Essais

Alain Corbin

Les Filles de rêve

RG

✒ Rodolphe Gillard

(Librairie des Halles, Niort)

Dans l’une de ses études sur l’histoire des sensibilités dont il a le secret, Alain Corbin replace celles qu’il appelle les « filles de rêve » au cœur de l’imaginaire amoureux des hommes.

L’imaginaire contemporain fait la part belle au versant « vénusien » de la femme, nonobstant toute une tradition littéraire qu’Alain Corbin retrace ici, à sa manière érudite mais jamais pédante. L’amour vénal et la sexualité la plus ouverte triomphent à l’heure actuelle, et ce depuis 1960. Mais les hommes ont-ils toujours rêvé ainsi des femmes ? Ce très bel essai, à la fois historique et littéraire, tente de prouver le contraire en rappelant le côté fondamentalement paradoxal de l’érotisme, fait de dévoilement et de pudeur.

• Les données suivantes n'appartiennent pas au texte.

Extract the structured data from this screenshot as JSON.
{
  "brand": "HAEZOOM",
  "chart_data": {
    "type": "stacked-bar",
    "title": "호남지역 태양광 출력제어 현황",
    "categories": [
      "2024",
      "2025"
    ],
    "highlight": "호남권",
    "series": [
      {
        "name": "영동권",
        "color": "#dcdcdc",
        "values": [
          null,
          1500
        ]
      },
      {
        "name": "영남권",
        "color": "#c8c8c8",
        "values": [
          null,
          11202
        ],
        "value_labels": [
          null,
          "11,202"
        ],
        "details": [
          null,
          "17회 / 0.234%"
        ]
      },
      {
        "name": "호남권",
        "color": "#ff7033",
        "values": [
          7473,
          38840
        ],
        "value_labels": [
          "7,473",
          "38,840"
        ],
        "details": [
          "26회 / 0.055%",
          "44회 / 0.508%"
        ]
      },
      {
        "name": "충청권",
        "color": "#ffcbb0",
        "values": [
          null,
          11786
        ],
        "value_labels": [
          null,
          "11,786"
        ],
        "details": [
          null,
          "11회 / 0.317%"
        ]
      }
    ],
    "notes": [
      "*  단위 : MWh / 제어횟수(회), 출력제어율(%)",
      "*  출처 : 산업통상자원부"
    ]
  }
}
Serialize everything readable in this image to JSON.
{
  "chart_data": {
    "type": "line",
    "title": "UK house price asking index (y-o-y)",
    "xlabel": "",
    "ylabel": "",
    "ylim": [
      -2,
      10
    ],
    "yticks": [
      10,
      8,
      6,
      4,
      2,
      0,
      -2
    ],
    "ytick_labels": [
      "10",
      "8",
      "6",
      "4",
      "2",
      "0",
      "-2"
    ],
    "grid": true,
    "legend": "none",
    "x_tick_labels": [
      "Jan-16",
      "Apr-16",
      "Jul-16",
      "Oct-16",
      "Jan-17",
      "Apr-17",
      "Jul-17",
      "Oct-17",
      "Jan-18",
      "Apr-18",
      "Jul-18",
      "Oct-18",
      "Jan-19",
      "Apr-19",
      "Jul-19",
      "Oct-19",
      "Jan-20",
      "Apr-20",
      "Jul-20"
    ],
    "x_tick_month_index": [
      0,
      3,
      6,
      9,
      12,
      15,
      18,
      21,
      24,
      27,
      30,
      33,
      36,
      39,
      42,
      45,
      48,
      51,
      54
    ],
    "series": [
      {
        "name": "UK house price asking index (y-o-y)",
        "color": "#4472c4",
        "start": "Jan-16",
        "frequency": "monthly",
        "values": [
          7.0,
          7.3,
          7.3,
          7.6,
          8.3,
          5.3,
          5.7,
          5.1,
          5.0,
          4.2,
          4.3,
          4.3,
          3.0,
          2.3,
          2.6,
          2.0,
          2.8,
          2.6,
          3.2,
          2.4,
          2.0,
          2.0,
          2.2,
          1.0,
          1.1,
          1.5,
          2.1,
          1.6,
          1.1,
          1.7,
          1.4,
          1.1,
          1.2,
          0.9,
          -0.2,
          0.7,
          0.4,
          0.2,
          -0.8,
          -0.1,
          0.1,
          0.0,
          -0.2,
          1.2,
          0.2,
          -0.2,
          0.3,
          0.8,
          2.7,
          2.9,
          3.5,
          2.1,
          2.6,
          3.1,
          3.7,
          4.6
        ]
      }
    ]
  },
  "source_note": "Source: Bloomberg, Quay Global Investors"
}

Cette figure archétypale de la femme inaccessible, dont la beauté revêt un caractère mythique dans l’esprit des hommes, est l’un des moteurs principaux de toute évocation amoureuse, selon Corbin. Que serait La Divine Comédie de Dante sans la « beauté divine » de Béatrice, dont le salut seul plonge le jeune Dante dans « toutes les extrémités de la béatitude »? Et Ophélie, l’héroïne shakespearienne, qui a si profondément irrigué l’imaginaire romantique : celle à qui son frère Laertes avait recommandé de rester en « retrait de tout désir » et à qui son père ordonne d’« être économe de sa présence virginale », restera pour l’éternité associée à son suicide par noyade. Mais c’est bien Diane, la chasseresse à la chasteté « irréfragable », qui offre un modèle indépassable à ces filles de rêve. Nulle scène ne dit mieux la tension au cœur de ce livre que celle où Actéon le chasseur, pour avoir observé la nudité de Diane, fut métamorphosé en cerf et dévoré par ses propres chiens. Selon Corbin, cette scène symbolise les amours impossibles qui alimenteront plus tard la littérature. Iseult, par exemple, est une lointaine cousine de Diane. Elle est belle, voire belle à en mourir, mais elle est aussi une femme sans corps. L’auteur met en relief la cohérence existant entre chacune de ces figures. Il explique aussi comment cet idéal a fini par s’évanouir.